Here's the reframe that makes the whole topic click: a running system is constantly throwing off three different kinds of evidence about itself. Logs are the diary of individual events. Metrics are the numbers it counts over time. Traces are the story of one request's whole journey. None of them is "the right one" - each sees something the others can't. Once you know what each kind is best at, you stop guessing and start asking precise questions: which service, how slow, and why. This guide gets you there.
How to read this
- Already drowning in a slowdown right now? Jump to Phase 3: Putting Them Together - it walks the exact metric → trace → log path from "something's slow" to "here's the line of code."
- Want observability to finally make sense? Read in order. We start with the mental model (Phase 1), then meet the three kinds of evidence (Phase 2), then use them together (Phase 3).
The phases
- Monitoring vs Observability - the core distinction: monitoring watches the things you already knew to watch; observability lets you ask new questions about a misbehaving system without shipping new code to answer them.
- The Three Pillars - logs (discrete events), metrics (numbers over time: counters, gauges, histograms), and traces (one request across services, broken into spans). What each is genuinely best at, and where each falls down.

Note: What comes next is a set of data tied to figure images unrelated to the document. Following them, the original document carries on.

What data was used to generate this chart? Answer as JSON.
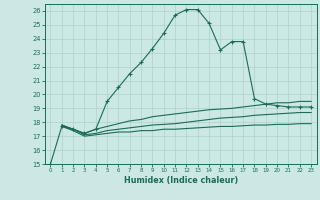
{
  "title": "",
  "xlabel": "Humidex (Indice chaleur)",
  "bg_color": "#cce8e4",
  "grid_color": "#aed0cc",
  "line_color": "#1a6b5a",
  "xlim": [
    -0.5,
    23.5
  ],
  "ylim": [
    15,
    26.5
  ],
  "xticks": [
    0,
    1,
    2,
    3,
    4,
    5,
    6,
    7,
    8,
    9,
    10,
    11,
    12,
    13,
    14,
    15,
    16,
    17,
    18,
    19,
    20,
    21,
    22,
    23
  ],
  "yticks": [
    15,
    16,
    17,
    18,
    19,
    20,
    21,
    22,
    23,
    24,
    25,
    26
  ],
  "series1_x": [
    0,
    1,
    2,
    3,
    4,
    5,
    6,
    7,
    8,
    9,
    10,
    11,
    12,
    13,
    14,
    15,
    16,
    17,
    18,
    19,
    20,
    21,
    22,
    23
  ],
  "series1_y": [
    15.0,
    17.7,
    17.5,
    17.2,
    17.5,
    19.5,
    20.5,
    21.5,
    22.3,
    23.3,
    24.4,
    25.7,
    26.1,
    26.1,
    25.1,
    23.2,
    23.8,
    23.8,
    19.7,
    19.3,
    19.2,
    19.1,
    19.1,
    19.1
  ],
  "series2_x": [
    1,
    2,
    3,
    4,
    5,
    6,
    7,
    8,
    9,
    10,
    11,
    12,
    13,
    14,
    15,
    16,
    17,
    18,
    19,
    20,
    21,
    22,
    23
  ],
  "series2_y": [
    17.8,
    17.5,
    17.2,
    17.5,
    17.7,
    17.9,
    18.1,
    18.2,
    18.4,
    18.5,
    18.6,
    18.7,
    18.8,
    18.9,
    18.95,
    19.0,
    19.1,
    19.2,
    19.3,
    19.4,
    19.4,
    19.5,
    19.5
  ],
  "series3_x": [
    1,
    2,
    3,
    4,
    5,
    6,
    7,
    8,
    9,
    10,
    11,
    12,
    13,
    14,
    15,
    16,
    17,
    18,
    19,
    20,
    21,
    22,
    23
  ],
  "series3_y": [
    17.8,
    17.5,
    17.1,
    17.2,
    17.4,
    17.5,
    17.6,
    17.7,
    17.8,
    17.85,
    17.9,
    18.0,
    18.1,
    18.2,
    18.3,
    18.35,
    18.4,
    18.5,
    18.55,
    18.6,
    18.65,
    18.7,
    18.7
  ],
  "series4_x": [
    1,
    2,
    3,
    4,
    5,
    6,
    7,
    8,
    9,
    10,
    11,
    12,
    13,
    14,
    15,
    16,
    17,
    18,
    19,
    20,
    21,
    22,
    23
  ],
  "series4_y": [
    17.7,
    17.4,
    17.0,
    17.1,
    17.2,
    17.3,
    17.3,
    17.4,
    17.4,
    17.5,
    17.5,
    17.55,
    17.6,
    17.65,
    17.7,
    17.7,
    17.75,
    17.8,
    17.8,
    17.85,
    17.85,
    17.9,
    17.9
  ]
}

- Putting Them Together - debugging a real slowdown end to end (metric alert → trace finds the slow service → logs explain why), a quick map of the tool landscape, and the two traps that bite teams: cardinality explosions and alert fatigue.
This guide stays at the level of concepts and how they fit together. The hands-on, tool-specific deep dives live in their own guides: reading logs line by line, Prometheus and Grafana for metrics, and reading a Dynatrace trace. Read this first to get the map; read those when you're in a specific tool.